I want to donate as much as I can this year. How can I do that, taking my own needs and expenses into consideration?

This would be a wonderful time to sit down with your own tax or financial advisor — he or she can help you decide how much you can give this year. There are also a number of online tools that can provide you with a rough estimate for giving, including the charitable giving calculator from the New Tithing Group.

How much can I legally deduct on my taxes for charitable contributions?

You can only deduct the amount of a contribution given voluntarily, with no expectation of a commensurate return. Generally speaking, you may deduct up to 50% of your aggregate gross income — half of your total income, subject to income phase-outs. There are some specific types of donations (such as gifts of stock, or donations to certain types of organizations) that have lower percentage ceilings.

Is it worth the time and effort to itemize just to get a deduction for charitable giving?

The answer to that varies from person to person and is subject to phase outs at higher income levels. The following table shows the automatic deduction the IRS provides. While this is more than most people contribute to charity in a year, there are other items that are included in this amount such as including interest on a home mortgage, medical expenses and business expenses that exceed certain base amounts, state taxes withheld, and real estate taxes paid. Your charitable donations in the form of cash and volunteer mileage may help to lower your tax bill. As with any major tax decision, confer with your own tax or financial advisor so you’re sure you get the most out of all your deductions.

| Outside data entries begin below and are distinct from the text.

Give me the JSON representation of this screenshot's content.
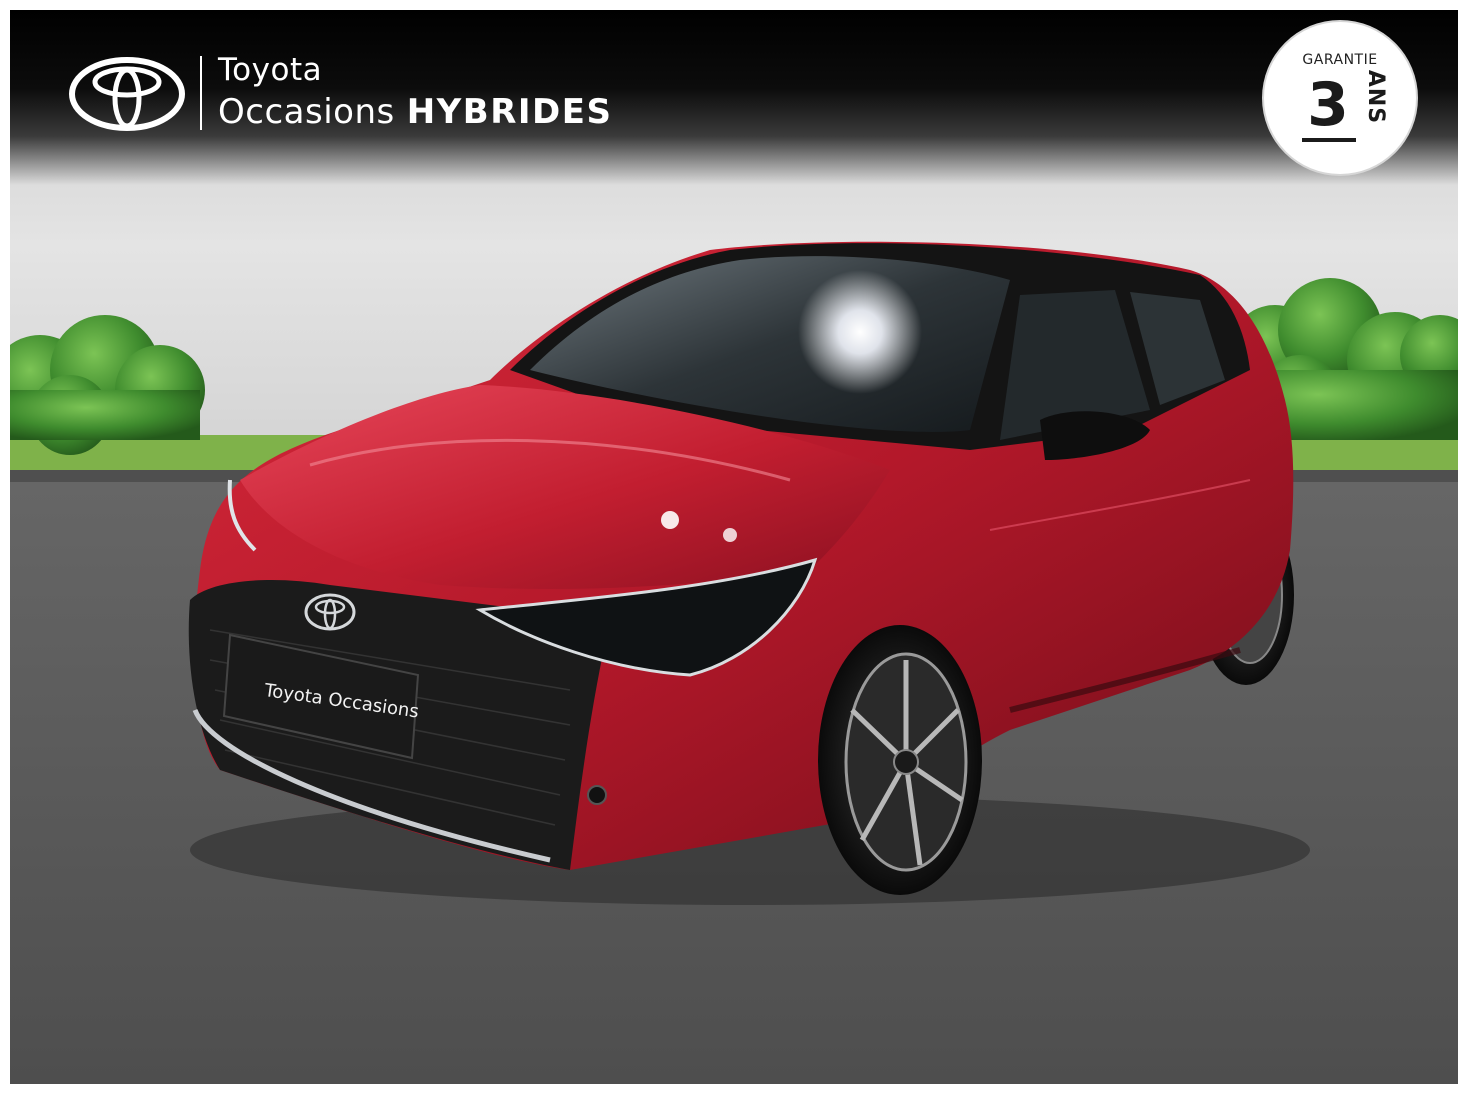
{
  "header": {
    "brand_name": "Toyota",
    "brand_sub": "Occasions",
    "brand_emphasis": "HYBRIDES"
  },
  "badge": {
    "top_text": "GARANTIE",
    "number": "3",
    "unit": "ANS"
  },
  "plate": {
    "brand": "Toyota",
    "sub": "Occasions"
  },
  "vehicle": {
    "body_color": "#b3182a",
    "roof_color": "#111111"
  },
  "colors": {
    "background_wall": "#d8d8d8",
    "grass": "#7fb24a",
    "hedge": "#3f8c2e",
    "asphalt": "#595959",
    "header": "#000000"
  }
}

Do I need to itemize my tax return to get a deduction for charitable giving?

Yes, you do. Donations are only tax-deductible if you itemize deductions on your tax return. When you file your taxes, you’ll need to itemize your donations on the Schedule A of the 1040 form.

Network for Good can help you keep track of your individual donations throughout the year with its innovative personal profile feature, which allows you to create a Donation History of the charities you have donated to, how much you’ve donated, and when.

I want my giving to be deductible for this tax year. Do I need to make a donation by a certain time?

Yes. Any donation you make on or by December 31, 2006 will qualify as a deduction for 2006. Any donations made in 2007 (even at 12:01 a.m. on New Year’s Day) go towards the 2007 tax year. So if you’re looking for a tax benefit for 2006, you’ll want to make that donation soon. The good news is that you can donate on Network for Good any day of the week, 24 hours a day. So it’s easy to get in that last-minute donation.

When I make a charitable contribution to IMS via a check or through Network for Good, is that contribution tax-deductible?

Absolutely! Every single charity featured on Network for Good qualifies for 501(c)(3) non-profit status from the IRS — and that means every donation you give counts as a tax-deductible donation.

When you make a donation through the Network for Good, be sure to save and/or print the confirmation e-mail you receive from Network for Good for your tax records.